17 January, 2017
We thought we’d start off 2017 with a post that combines the personal, professional and political, all rolled into one!
Last week CILIP, the professional body for libraries and information professionals, highlighted the role these fast diminishing public spaces play in supporting young people with mental health needs.
Often coverage of library closures, and the inspiring local groups protecting and taking them on, focuses on the power and importance of access to fiction books – the treasure trove of imagination, empathy and experience. That’s a part of the argument very close to our own hearts, as a team of bookworms, book bloggers and library campaigners ourselves.
But Nick Poole, head of CILIP, has cast an important light on the role of non-fiction books and information materials too – easy, free access to resources on anxiety, stress, exams and bullying, for example. Of course, there’s lots available on the internet, when sought out, but we all know the value of spotting something on a shelf that seems it was waiting there for us to find it. And the stories of libraries providing safe, calm spaces – refuges from whatever is troubling a young person in the outside world – cannot be overlooked.
As Nick rightly points out, libraries in their many forms have, when not struck down by budget cuts, been leading the way in developing and hosting wellbeing initiatives – everything from yoga and mindfulness sessions, to the Reading Agency’s Reading Well Scheme, dedicated to children and young people, which shows how the internet and real-world spaces can work together to signpost and support.
There can be no doubting the continuing power and passion of the movement to protect libraries from short-sighted closure by admittedly highly-pressured councils – a movement uniting everyone from household names to first-time campaigners of all ages. Social media is proving a crucial weapon in the armoury of local and national groups alike, all the more important given the simultaneous cuts to local and regional newspapers. But this is a campaign which has to run and run, facing up to repeated closure attempts, often in small towns and villages where it can be difficult to cast a strong enough spotlight.

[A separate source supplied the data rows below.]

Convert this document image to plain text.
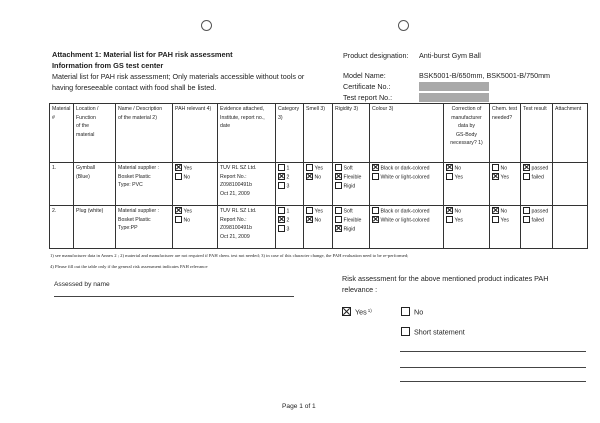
Attachment 1: Material list for PAH risk assessment
Information from GS test center
Material list for PAH risk assessment; Only materials accessible without tools or
having foreseeable contact with food shall be listed.
Product designation: Anti-burst Gym Ball
Model Name:	BSK5001-B/650mm, BSK5001-B/750mm
Certificate No.:
Test report No.:
Material
#	Location /
Function
of the
material	Name / Description
of the material 2)	PAH relevant 4)	Evidence attached,
Institute, report no.,
date	Category
3)	Smell 3)	Rigidity 3)	Colour 3)	Correction of
manufacturer
data by
GS-Body
necessary? 1)	Chem. test
needed?	Test result	Attachment

1.	Gymball
(Blue)	Material supplier :
Bosket Plastic
Type: PVC	Yes
No	TUV RL SZ Ltd.
Report No.:
Z098100491b
Oct 21, 2009	1
2
3	Yes
No	Soft
Flexible
Rigid	Black or dark-colored
White or light-colored	No
Yes	No
Yes	passed
failed	

2.	Plug (white)	Material supplier :
Bosket Plastic
Type:PP	Yes
No	TUV RL SZ Ltd.
Report No.:
Z098100491b
Oct 21, 2009	1
2
3	Yes
No	Soft
Flexible
Rigid	Black or dark-colored
White or light-colored	No
Yes	No
Yes	passed
failed	

1) see manufacturer data in Annex 2 ; 2) material and manufacturer are not required if PAH chem. test not needed; 3) in case of this character change, the PAH evaluation need to be re-performed;
4) Please fill out the table only if the general risk assessment indicates PAH relevance
Assessed by name
Risk assessment for the above mentioned product indicates PAH
relevance :
Yes$^{1)}$	No
Short statement
Page 1 of 1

There is a huge communications challenge here, in maintaining and building national interest in the collective impact of what could otherwise risk being dismissed as ‘local issues’. Organisations such as CILIP, alongside projects like Speak Up for Libraries, Voices for the Library and the Library Campaign, need support in forming and sharing that national picture, and individual charities and interest groups must bring their collective weight behind these networks, without diluting the message, to make clear the full impact of these cuts on so many groups and issues – mental health among them.